LAG Baden-Württemberg v. 14.03.2019 – 17 Sa 52/18 - Die Verbreitung unzutreffender, rufschädigender Äußerungen mittels WhatsApp kann eine außerordentliche Kündigung rechtfertigen. Eingeordnet unter Kündigung.
Die Verwendung von Messenger-Diensten ist aus unserem Alltag nicht mehr wegzudenken. Doch können die ausgetauschten Nachrichten, wenn sie den geschlossenen Kreis der WhatsApp-Gruppe verlassen, auch Folgen für das Arbeitsverhältnis haben? Damit hatte sich kürzlich das LAG Baden-Württemberg in einem Kündigungsrechtsstreit auseinanderzusetzen.
Im entschiedenen Fall richtete die Klägerin wenige Tage nach Beginn ihres Arbeitsverhältnisses eine WhatsApp-Nachricht an eine Kollegin und führte aus, dass sie „zwar nicht wisse, ob es stimmt, aber sie habe gehört, dass der Vater des Geschäftsführers, zugleich Mitarbeiter, ein verurteilter Vergewaltiger sein soll und deswegen ganz L. nichts mehr mit ihm zu tun haben will“. Diese Behauptung entsprach nicht den Tatsachen. Dies erfuhr die Klägerin aber erst im Zusammenhang mit ihrer Kündigung.
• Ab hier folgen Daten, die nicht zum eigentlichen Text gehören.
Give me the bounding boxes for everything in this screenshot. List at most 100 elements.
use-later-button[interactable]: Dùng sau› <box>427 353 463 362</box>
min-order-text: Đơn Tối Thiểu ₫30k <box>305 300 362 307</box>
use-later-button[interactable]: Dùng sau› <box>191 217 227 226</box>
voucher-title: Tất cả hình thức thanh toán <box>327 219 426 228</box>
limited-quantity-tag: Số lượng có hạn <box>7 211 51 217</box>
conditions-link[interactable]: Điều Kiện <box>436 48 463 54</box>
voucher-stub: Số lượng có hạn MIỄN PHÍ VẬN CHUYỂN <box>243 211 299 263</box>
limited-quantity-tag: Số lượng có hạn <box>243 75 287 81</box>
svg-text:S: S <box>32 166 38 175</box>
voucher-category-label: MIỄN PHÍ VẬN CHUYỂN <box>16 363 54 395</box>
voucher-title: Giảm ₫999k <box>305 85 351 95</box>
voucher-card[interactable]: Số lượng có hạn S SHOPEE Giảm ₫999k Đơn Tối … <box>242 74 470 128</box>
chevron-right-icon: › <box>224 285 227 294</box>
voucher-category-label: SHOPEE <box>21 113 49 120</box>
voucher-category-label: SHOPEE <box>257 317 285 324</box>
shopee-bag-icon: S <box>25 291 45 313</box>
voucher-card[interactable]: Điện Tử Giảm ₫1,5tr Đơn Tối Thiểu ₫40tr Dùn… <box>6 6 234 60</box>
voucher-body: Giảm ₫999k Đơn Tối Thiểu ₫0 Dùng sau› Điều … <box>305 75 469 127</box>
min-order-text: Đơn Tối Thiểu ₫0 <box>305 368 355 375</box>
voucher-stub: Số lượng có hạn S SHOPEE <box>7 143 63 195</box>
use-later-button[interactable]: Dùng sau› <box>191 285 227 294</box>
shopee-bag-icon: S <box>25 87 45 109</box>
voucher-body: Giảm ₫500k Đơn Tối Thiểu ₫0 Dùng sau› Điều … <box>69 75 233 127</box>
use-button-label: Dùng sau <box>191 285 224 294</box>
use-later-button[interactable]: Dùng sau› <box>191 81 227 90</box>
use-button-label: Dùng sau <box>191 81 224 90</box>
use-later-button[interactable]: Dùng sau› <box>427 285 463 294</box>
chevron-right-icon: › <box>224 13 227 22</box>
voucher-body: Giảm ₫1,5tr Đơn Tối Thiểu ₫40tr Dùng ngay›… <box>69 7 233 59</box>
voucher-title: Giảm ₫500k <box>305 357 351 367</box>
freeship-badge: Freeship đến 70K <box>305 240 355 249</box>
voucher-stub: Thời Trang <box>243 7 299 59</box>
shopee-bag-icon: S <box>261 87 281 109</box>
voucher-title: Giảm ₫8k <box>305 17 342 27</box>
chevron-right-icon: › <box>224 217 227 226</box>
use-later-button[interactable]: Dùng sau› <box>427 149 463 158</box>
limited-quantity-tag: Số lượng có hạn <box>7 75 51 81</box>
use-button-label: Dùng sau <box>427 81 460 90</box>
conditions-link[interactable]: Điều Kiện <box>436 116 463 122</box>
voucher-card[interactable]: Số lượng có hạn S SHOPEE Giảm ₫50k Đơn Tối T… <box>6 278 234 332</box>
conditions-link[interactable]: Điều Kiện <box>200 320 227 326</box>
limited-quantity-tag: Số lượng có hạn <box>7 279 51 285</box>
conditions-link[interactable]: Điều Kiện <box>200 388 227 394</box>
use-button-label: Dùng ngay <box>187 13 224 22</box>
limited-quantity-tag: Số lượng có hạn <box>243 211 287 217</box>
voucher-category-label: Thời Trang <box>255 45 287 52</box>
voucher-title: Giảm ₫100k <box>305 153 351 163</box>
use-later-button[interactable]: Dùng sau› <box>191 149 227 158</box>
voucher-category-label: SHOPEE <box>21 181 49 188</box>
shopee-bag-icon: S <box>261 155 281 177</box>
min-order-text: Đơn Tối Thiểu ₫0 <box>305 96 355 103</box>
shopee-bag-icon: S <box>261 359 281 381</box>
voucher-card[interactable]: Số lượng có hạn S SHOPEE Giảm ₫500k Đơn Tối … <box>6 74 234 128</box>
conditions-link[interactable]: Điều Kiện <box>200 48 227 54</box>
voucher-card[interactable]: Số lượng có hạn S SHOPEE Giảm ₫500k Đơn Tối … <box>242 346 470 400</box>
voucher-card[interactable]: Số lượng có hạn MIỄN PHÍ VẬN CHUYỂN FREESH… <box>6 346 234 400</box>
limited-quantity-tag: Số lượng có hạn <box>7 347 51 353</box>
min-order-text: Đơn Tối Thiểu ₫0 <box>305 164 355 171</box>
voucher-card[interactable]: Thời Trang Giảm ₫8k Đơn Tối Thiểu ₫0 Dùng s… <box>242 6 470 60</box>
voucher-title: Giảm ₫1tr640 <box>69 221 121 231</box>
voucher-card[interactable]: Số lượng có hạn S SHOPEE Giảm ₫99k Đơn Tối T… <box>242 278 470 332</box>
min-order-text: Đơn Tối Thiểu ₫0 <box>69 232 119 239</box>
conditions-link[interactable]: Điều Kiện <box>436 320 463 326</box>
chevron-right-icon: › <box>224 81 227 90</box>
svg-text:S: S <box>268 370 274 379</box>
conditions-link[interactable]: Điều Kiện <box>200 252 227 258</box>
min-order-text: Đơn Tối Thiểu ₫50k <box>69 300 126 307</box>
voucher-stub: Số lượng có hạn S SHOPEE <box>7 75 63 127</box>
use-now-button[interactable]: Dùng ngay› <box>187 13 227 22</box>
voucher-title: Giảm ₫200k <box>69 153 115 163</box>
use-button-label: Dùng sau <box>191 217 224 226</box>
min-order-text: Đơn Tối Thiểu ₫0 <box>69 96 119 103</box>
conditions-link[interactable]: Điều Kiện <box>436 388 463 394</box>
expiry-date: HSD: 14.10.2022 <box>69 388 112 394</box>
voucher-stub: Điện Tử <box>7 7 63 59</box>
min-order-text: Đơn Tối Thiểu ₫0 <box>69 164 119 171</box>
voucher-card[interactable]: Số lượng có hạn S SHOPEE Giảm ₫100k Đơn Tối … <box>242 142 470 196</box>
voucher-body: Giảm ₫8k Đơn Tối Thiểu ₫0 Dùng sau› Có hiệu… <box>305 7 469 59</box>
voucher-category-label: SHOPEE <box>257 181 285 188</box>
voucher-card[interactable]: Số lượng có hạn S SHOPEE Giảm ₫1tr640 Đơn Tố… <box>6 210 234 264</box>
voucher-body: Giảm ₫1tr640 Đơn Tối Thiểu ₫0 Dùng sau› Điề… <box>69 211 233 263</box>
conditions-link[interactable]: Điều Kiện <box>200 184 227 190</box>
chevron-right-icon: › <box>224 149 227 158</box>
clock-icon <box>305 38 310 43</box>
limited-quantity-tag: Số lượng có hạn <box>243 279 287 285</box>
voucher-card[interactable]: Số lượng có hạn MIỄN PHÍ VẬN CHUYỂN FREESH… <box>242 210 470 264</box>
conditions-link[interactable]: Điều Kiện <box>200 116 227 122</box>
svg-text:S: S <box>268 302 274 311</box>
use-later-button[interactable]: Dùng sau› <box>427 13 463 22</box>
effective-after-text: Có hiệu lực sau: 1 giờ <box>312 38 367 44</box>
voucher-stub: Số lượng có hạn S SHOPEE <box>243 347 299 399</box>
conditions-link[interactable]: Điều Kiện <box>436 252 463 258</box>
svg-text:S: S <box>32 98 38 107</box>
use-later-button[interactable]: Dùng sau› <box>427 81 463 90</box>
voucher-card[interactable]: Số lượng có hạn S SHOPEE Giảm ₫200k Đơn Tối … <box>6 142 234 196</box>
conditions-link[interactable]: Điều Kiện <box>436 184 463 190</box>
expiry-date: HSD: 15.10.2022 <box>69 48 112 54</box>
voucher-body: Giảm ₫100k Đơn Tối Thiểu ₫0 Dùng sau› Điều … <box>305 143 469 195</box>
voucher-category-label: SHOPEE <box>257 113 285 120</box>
Die Empfängerin der Nachricht nahm sodann Kontakt mit dem Geschäftsführer auf und konfrontierte ihn mit den Vorwürfen. Dabei verwies sie auf die WhatsApp-Nachrichten mit der Arbeitnehmerin, von der sie das Gerücht hatte. Der Arbeitgeber kündigte daraufhin der Arbeitnehmerin, die die WhatsApp-Nachricht verschickt hatte, fristlos und hilfsweise zum nächstmöglichen Termin.
Die Arbeitnehmerin erhob Kündigungsschutzklage. Die erste Instanz hatte der Kündigungsschutzklage gegen die fristlose Kündigung noch stattgegeben.
Die Richter des Landesarbeitsgerichts bestätigten nunmehr aber die Wirksamkeit der fristlosen Kündigung. Mit der WhatsApp-Nachricht habe die Klägerin eine Tatsache verbreitet, die geeignet gewesen sei, den Kollegen in der öffentlichen Meinung herabzuwürdigen. Da die verbreitete Tatsache letztlich nicht wahr gewesen ist, erfülle das Verhalten der Klägerin den Straftatbestand der üblen Nachrede (§ 186). Ferner sei für das Verbreiten der Behauptung ausreichend, wenn die Behauptung nur an eine weitere Person weitergegeben wird, dies auch, wenn dies vertraulich geschieht. Die Klägerin könne sich für die unwahre Tatsachenbehauptung auch weder auf das Recht der freien Meinungsäußerung berufen, da dieses Grundrecht nicht schrankenlos gewährt wird, noch könne die Klägerin einen Rechtfertigungsgrund in Anspruch nehmen. Im Rahmen der Interessenabwägung wurde zu Lasten der Klägerin gewertet, dass es sich um einen besonders schwerwiegenden Vorwurf handelt und die Rufschädigung des Kollegen auch Außenwirkung für den Arbeitgeber haben könne wie etwa durch die Belastung von Kundenbeziehungen. Zudem sei zu berücksichtigen gewesen, dass das Arbeitsverhältnis erst 3 Tage bestanden habe. Wegen der Schwere des Fehlverhaltens sei auch eine vorherige Abmahnung nicht erforderlich gewesen.
Fazit:
Die Entscheidung verdeutlicht, dass sich die Nutzung von Messenger-Diensten wie WhatsApp nicht im rechtsfreien Raum bewegt. Da sich der Inhalt der persönlichen Nachrichten leicht nachweisen lässt, kann nur davor gewarnt werden, leichtfertig unzutreffende und ehrverletzende Gerüchte über Arbeitskollegen und/ oder Vorgesetzte in sozialen Medien zu verbreiten.
Letztlich handelt es sich bei der Entscheidung aber um eine Einzelfallentscheidung. Es empfiehlt sich daher in vergleichbaren Fällen stets eine rechtliche Überprüfung der Kündigungsumstände vornehmen zu lassen um gegebenenfalls rechtzeitig Kündigungsschutzklage erheben zu können. Denn selbst wenn ein Verhalten an sich geeignet ist, die Kündigung zu rechtfertigen, so entscheidet am Ende die Interessenabwägung, ob die Kündigung wirksam ist oder nicht.